One of the most fulfilling components of working for a community self-determined food system is honoring the blood, sweat and tears of my ancestors who fought for food justice and food sovereignty through community land trusts, land and food cooperatives, nature-based spiritualties and more. These blueprints illuminate how our liberation is tied to the land but also extend far beyond the land. By walking the paths of our ancestors, we know we are not alone in this struggle for control over our destinies – our head, hands and hearts have been here before. For this reason, my work with food justice and food sovereignty movements has become a spiritual work of ancestral remembrance and embodied healing.

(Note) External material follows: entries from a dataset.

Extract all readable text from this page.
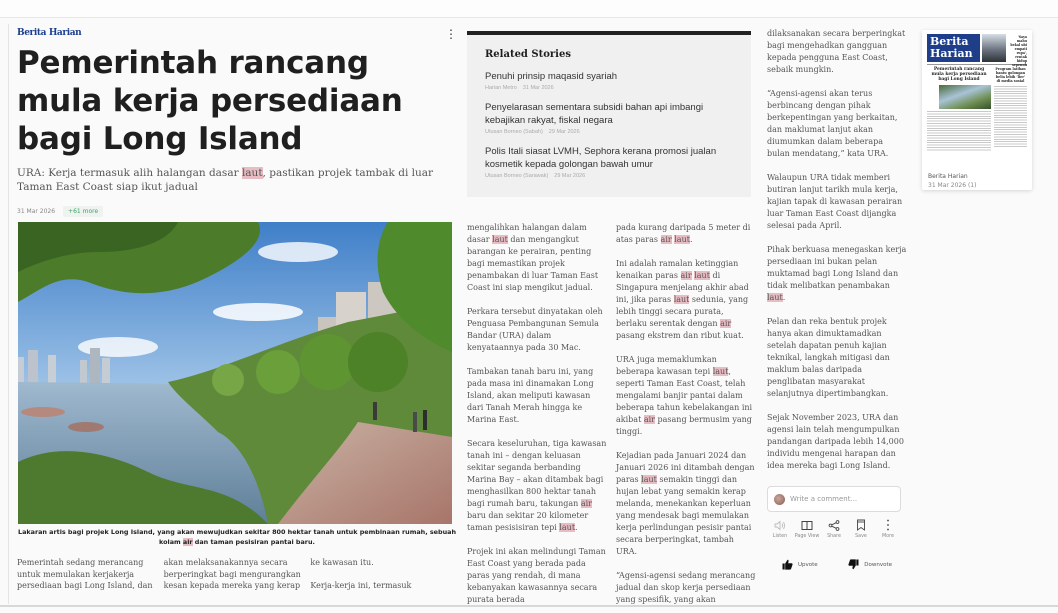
Berita Harian
Pemerintah rancang mula kerja persediaan bagi Long Island

URA: Kerja termasuk alih halangan dasar laut, pastikan projek tambak di luar Taman East Coast siap ikut jadual

31 Mar 2026	+61 more
⋮
Lakaran artis bagi projek Long Island, yang akan mewujudkan sekitar 800 hektar tanah untuk pembinaan rumah, sebuah kolam air dan taman pesisiran pantai baru.

Pemerintah sedang merancang untuk memulakan kerjakerja persediaan bagi Long Island, dan

akan melaksanakannya secara berperingkat bagi mengurangkan kesan kepada mereka yang kerap

ke kawasan itu.

Kerja-kerja ini, termasuk

Related Stories
Penuhi prinsip maqasid syariah
Harian Metro 31 Mar 2026
Penyelarasan sementara subsidi bahan api imbangi kebajikan rakyat, fiskal negara
Utusan Borneo (Sabah) 29 Mar 2026
Polis Itali siasat LVMH, Sephora kerana promosi jualan kosmetik kepada golongan bawah umur
Utusan Borneo (Sarawak) 29 Mar 2026

mengalihkan halangan dalam dasar laut dan mengangkut barangan ke perairan, penting bagi memastikan projek penambakan di luar Taman East Coast ini siap mengikut jadual.

Perkara tersebut dinyatakan oleh Penguasa Pembangunan Semula Bandar (URA) dalam kenyataannya pada 30 Mac.

Tambakan tanah baru ini, yang pada masa ini dinamakan Long Island, akan meliputi kawasan dari Tanah Merah hingga ke Marina East.

Secara keseluruhan, tiga kawasan tanah ini – dengan keluasan sekitar seganda berbanding Marina Bay – akan ditambak bagi menghasilkan 800 hektar tanah bagi rumah baru, takungan air baru dan sekitar 20 kilometer taman pesisisiran tepi laut.

Projek ini akan melindungi Taman East Coast yang berada pada paras yang rendah, di mana kebanyakan kawasannya secara purata berada

pada kurang daripada 5 meter di atas paras air laut.

Ini adalah ramalan ketinggian kenaikan paras air laut di Singapura menjelang akhir abad ini, jika paras laut sedunia, yang lebih tinggi secara purata, berlaku serentak dengan air pasang ekstrem dan ribut kuat.

URA juga memaklumkan beberapa kawasan tepi laut, seperti Taman East Coast, telah mengalami banjir pantai dalam beberapa tahun kebelakangan ini akibat air pasang bermusim yang tinggi.

Kejadian pada Januari 2024 dan Januari 2026 ini ditambah dengan paras laut semakin tinggi dan hujan lebat yang semakin kerap melanda, menekankan keperluan yang mendesak bagi memulakan kerja perlindungan pesisir pantai secara berperingkat, tambah URA.

“Agensi-agensi sedang merancang jadual dan skop kerja persediaan yang spesifik, yang akan

dilaksanakan secara berperingkat bagi mengehadkan gangguan kepada pengguna East Coast, sebaik mungkin.

“Agensi-agensi akan terus berbincang dengan pihak berkepentingan yang berkaitan, dan maklumat lanjut akan diumumkan dalam beberapa bulan mendatang,” kata URA.

Walaupun URA tidak memberi butiran lanjut tarikh mula kerja, kajian tapak di kawasan perairan luar Taman East Coast dijangka selesai pada April.

Pihak berkuasa menegaskan kerja persediaan ini bukan pelan muktamad bagi Long Island dan tidak melibatkan penambakan laut.

Pelan dan reka bentuk projek hanya akan dimuktamadkan setelah dapatan penuh kajian teknikal, langkah mitigasi dan maklum balas daripada penglibatan masyarakat selanjutnya dipertimbangkan.

Sejak November 2023, URA dan agensi lain telah mengumpulkan pandangan daripada lebih 14,000 individu mengenai harapan dan idea mereka bagi Long Island.

Write a comment...
Listen Page View Share	Save	More
Upvote	Downvote
Berita
Harian
'Saya mahu bekal ubi empati rupa', rentak hidup sepenuh
Pemerintah rancang mula kerja persediaan bagi Long Island
Program latihan bantu golongan belia lebih ‘lier’ di media sosial
Berita Harian
31 Mar 2026 (1)
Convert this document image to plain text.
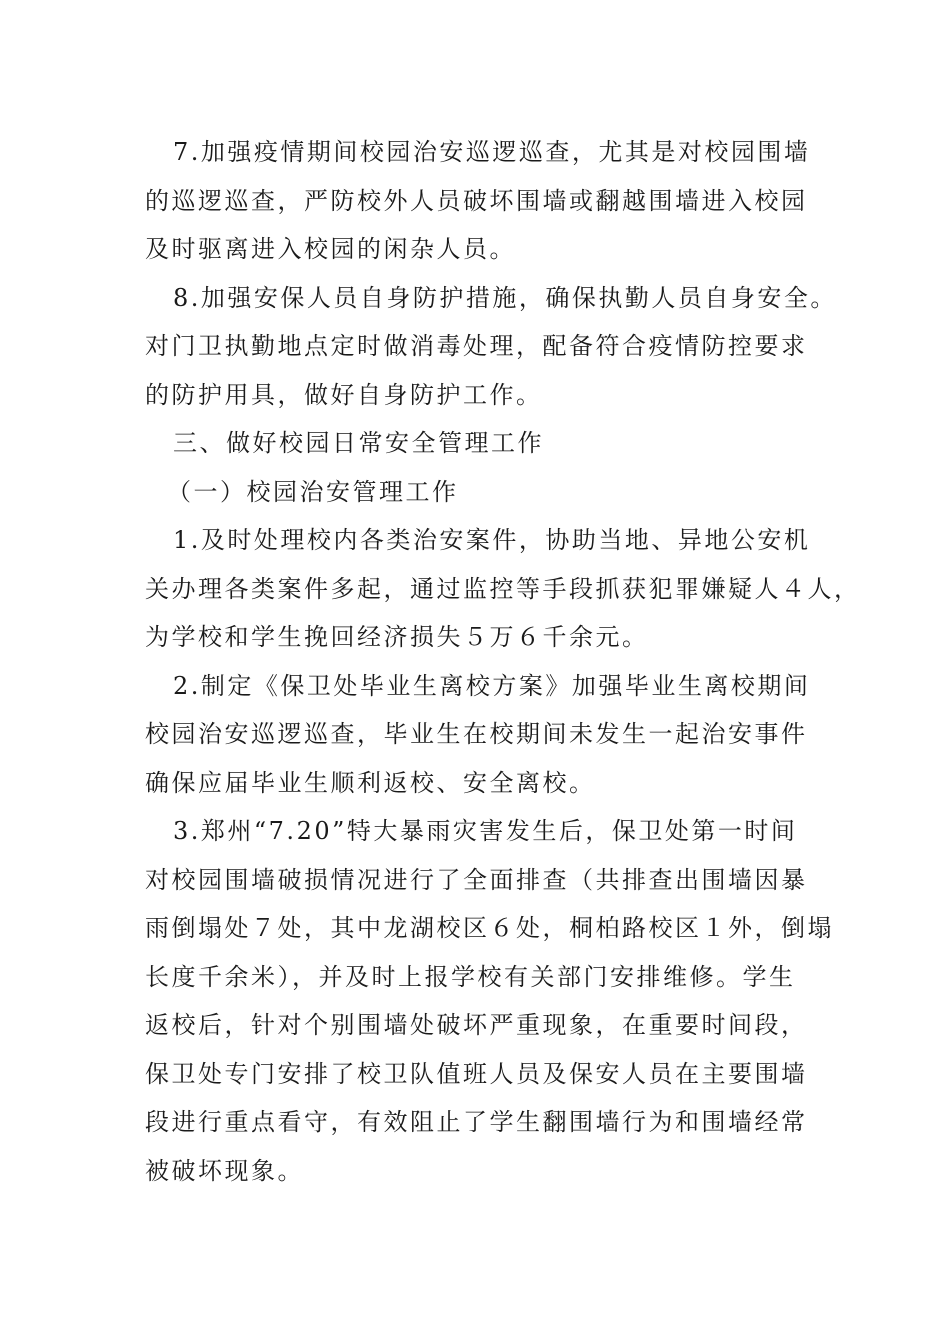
7.加强疫情期间校园治安巡逻巡查，尤其是对校园围墙
的巡逻巡查，严防校外人员破坏围墙或翻越围墙进入校园
及时驱离进入校园的闲杂人员。
8.加强安保人员自身防护措施，确保执勤人员自身安全。
对门卫执勤地点定时做消毒处理，配备符合疫情防控要求
的防护用具，做好自身防护工作。
三、做好校园日常安全管理工作
（一）校园治安管理工作
1.及时处理校内各类治安案件，协助当地、异地公安机
关办理各类案件多起，通过监控等手段抓获犯罪嫌疑人４人，
为学校和学生挽回经济损失５万６千余元。
2.制定《保卫处毕业生离校方案》加强毕业生离校期间
校园治安巡逻巡查，毕业生在校期间未发生一起治安事件
确保应届毕业生顺利返校、安全离校。
3.郑州“7.20”特大暴雨灾害发生后，保卫处第一时间
对校园围墙破损情况进行了全面排查（共排查出围墙因暴
雨倒塌处７处，其中龙湖校区６处，桐柏路校区１外，倒塌
长度千余米），并及时上报学校有关部门安排维修。学生
返校后，针对个别围墙处破坏严重现象，在重要时间段，
保卫处专门安排了校卫队值班人员及保安人员在主要围墙
段进行重点看守，有效阻止了学生翻围墙行为和围墙经常
被破坏现象。
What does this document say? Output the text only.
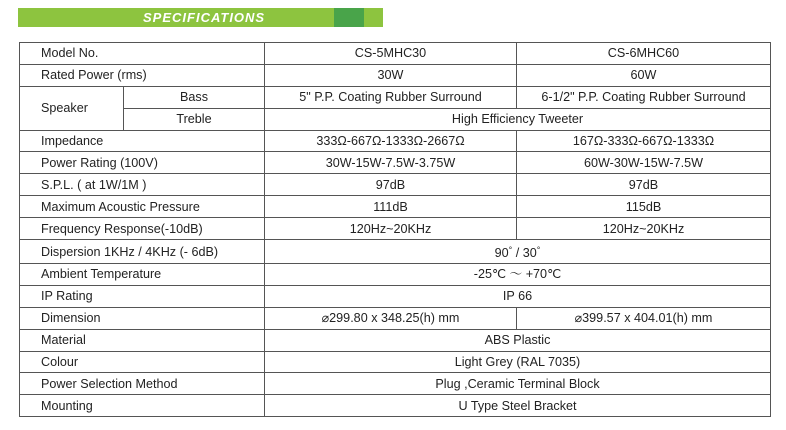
SPECIFICATIONS
Model No.		CS-5MHC30	CS-6MHC60
Rated Power (rms)		30W	60W
Speaker	Bass	5" P.P. Coating Rubber Surround	6-1/2" P.P. Coating Rubber Surround
	Treble	High Efficiency Tweeter	
Impedance		333Ω-667Ω-1333Ω-2667Ω	167Ω-333Ω-667Ω-1333Ω
Power Rating (100V)		30W-15W-7.5W-3.75W	60W-30W-15W-7.5W
S.P.L. ( at 1W/1M )		97dB	97dB
Maximum Acoustic Pressure		111dB	115dB
Frequency Response(-10dB)		120Hz~20KHz	120Hz~20KHz
Dispersion 1KHz / 4KHz (- 6dB)		90° / 30°
Ambient Temperature		-25℃ ～ +70℃	
IP Rating		IP 66	
Dimension		⌀299.80 x 348.25(h) mm	⌀399.57 x 404.01(h) mm
Material		ABS Plastic	
Colour		Light Grey (RAL 7035)	
Power Selection Method		Plug ,Ceramic Terminal Block	
Mounting		U Type Steel Bracket	
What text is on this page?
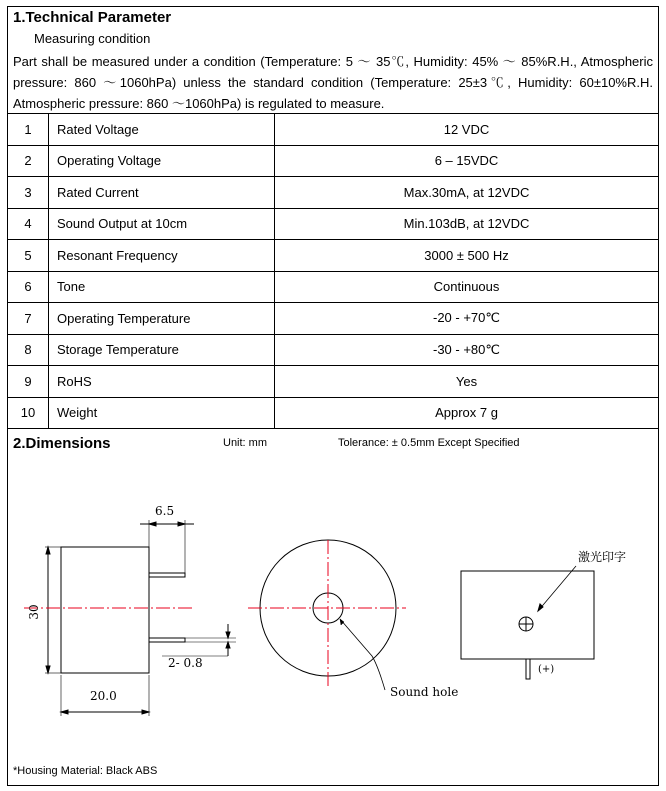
1.Technical Parameter
Measuring condition
Part shall be measured under a condition (Temperature: 5 ～ 35℃, Humidity: 45% ～ 85%R.H., Atmospheric pressure: 860 ～1060hPa) unless the standard condition (Temperature: 25±3℃, Humidity: 60±10%R.H. Atmospheric pressure: 860 ～1060hPa) is regulated to measure.
1	Rated Voltage	12 VDC
2	Operating Voltage	6 – 15VDC
3	Rated Current	Max.30mA, at 12VDC
4	Sound Output at 10cm	Min.103dB, at 12VDC
5	Resonant Frequency	3000 ± 500 Hz
6	Tone	Continuous
7	Operating Temperature	-20 - +70℃
8	Storage Temperature	-30 - +80℃
9	RoHS	Yes
10	Weight	Approx 7 g
2.Dimensions	Unit: mm	Tolerance: ± 0.5mm Except Specified
6.5
30
2- 0.8
20.0	Sound hole
激光印字
(+)
*Housing Material: Black ABS
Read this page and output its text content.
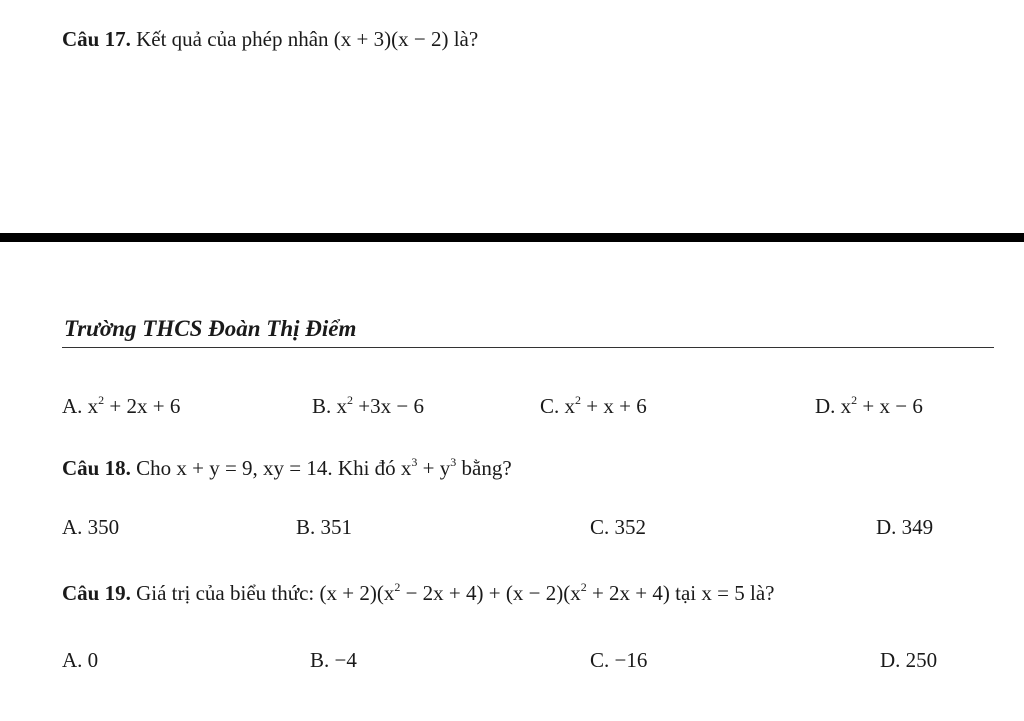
Câu 17. Kết quả của phép nhân (x + 3)(x − 2) là?
Trường THCS Đoàn Thị Điểm
A. $x^2 + 2x + 6$	B. $x^2 +3x - 6$	C. $x^2 + x + 6$	D. $x^2 + x - 6$
Câu 18. Cho x + y = 9, xy = 14. Khi đó $x^3 + y^3$ bằng?
A. 350	B. 351	C. 352	D. 349
Câu 19. Giá trị của biểu thức: $(x + 2)(x^2 - 2x + 4) + (x - 2)(x^2 + 2x + 4)$ tại x = 5 là?
A. 0	B. −4	C. −16	D. 250
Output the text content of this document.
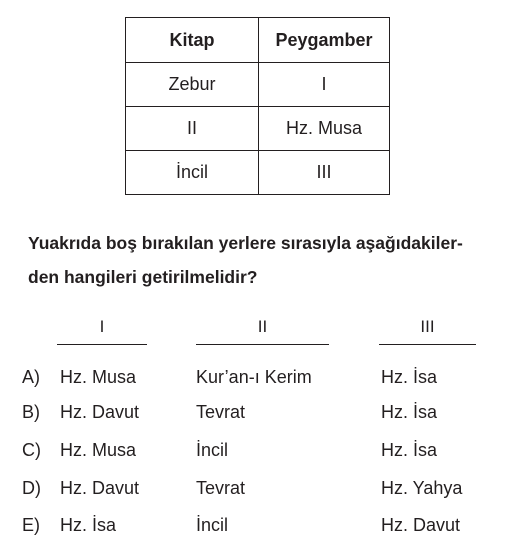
Kitap	Peygamber
Zebur	I
II	Hz. Musa
İncil	III

Yuakrıda boş bırakılan yerlere sırasıyla aşağıdakiler-
den hangileri getirilmelidir?

I	II	III
A) Hz. Musa	Kur’an-ı Kerim	Hz. İsa
B) Hz. Davut	Tevrat	Hz. İsa
C) Hz. Musa	İncil	Hz. İsa
D) Hz. Davut	Tevrat	Hz. Yahya
E) Hz. İsa	İncil	Hz. Davut
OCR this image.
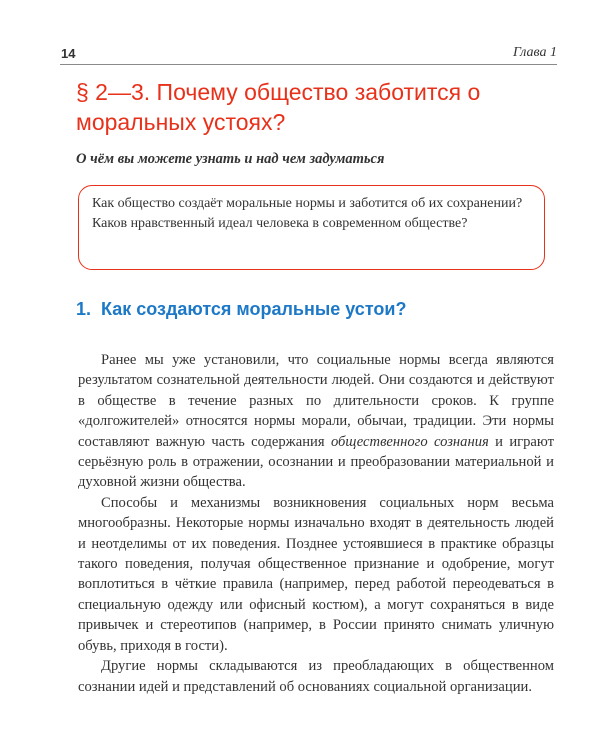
14	Глава 1
§ 2—3. Почему общество заботится о моральных устоях?
О чём вы можете узнать и над чем задуматься

Как общество создаёт моральные нормы и заботится об их сохранении?

Каков нравственный идеал человека в современном обществе?

1. Как создаются моральные устои?

Ранее мы уже установили, что социальные нормы всегда являются результатом сознательной деятельности людей. Они создаются и действуют в обществе в течение разных по длительности сроков. К группе «долгожителей» относятся нормы морали, обычаи, традиции. Эти нормы составляют важную часть содержания общественного сознания и играют серьёзную роль в отражении, осознании и преобразовании материальной и духовной жизни общества.

Способы и механизмы возникновения социальных норм весьма многообразны. Некоторые нормы изначально входят в деятельность людей и неотделимы от их поведения. Позднее устоявшиеся в практике образцы такого поведения, получая общественное признание и одобрение, могут воплотиться в чёткие правила (например, перед работой переодеваться в специальную одежду или офисный костюм), а могут сохраняться в виде привычек и стереотипов (например, в России принято снимать уличную обувь, приходя в гости).

Другие нормы складываются из преобладающих в общественном сознании идей и представлений об основаниях социальной организации.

What’s your favorite traditional meal? 

My favorite traditional meal is more of a process than particular cultural dish. I enjoy cooking in community with others with food that was grown with our hands on Black cultivated land. There is no meal more powerful than the one prepared within spaces anointed with Black ancestral knowledge and the unrelenting spirit of Black community self-determination. Black soil, Black land, Black-kept seeds and Black labor prepare the most delicious meals!

#BlackLand, #BlackEcology, #BlackFarmers/Gardeners/Growers, #BlackChefs, #BlackKitchens, #BlackHistory WILL matter!

Shakara is a mother, farmer, activist and scholar. She obtained her B.S. at The Pennsylvania State University in Agricultural Sciences and worked as an urban farm educator for a youth empowerment organization in Philadelphia, PA, and obtained her M.S. at MSU in the Department of Community Sustainability, focusing on Black farmers and civil rights. She is now pursing research in the arenas of food justice and food sovereignty, while working with under-served farmers around land, financial capital, and market accessibility. Regarding our work on Black agrarian pedagogies, she currently employs decolonial theories in her food justice and sovereignty work.

Thank you so much for Shakara for sharing your knowledge with us!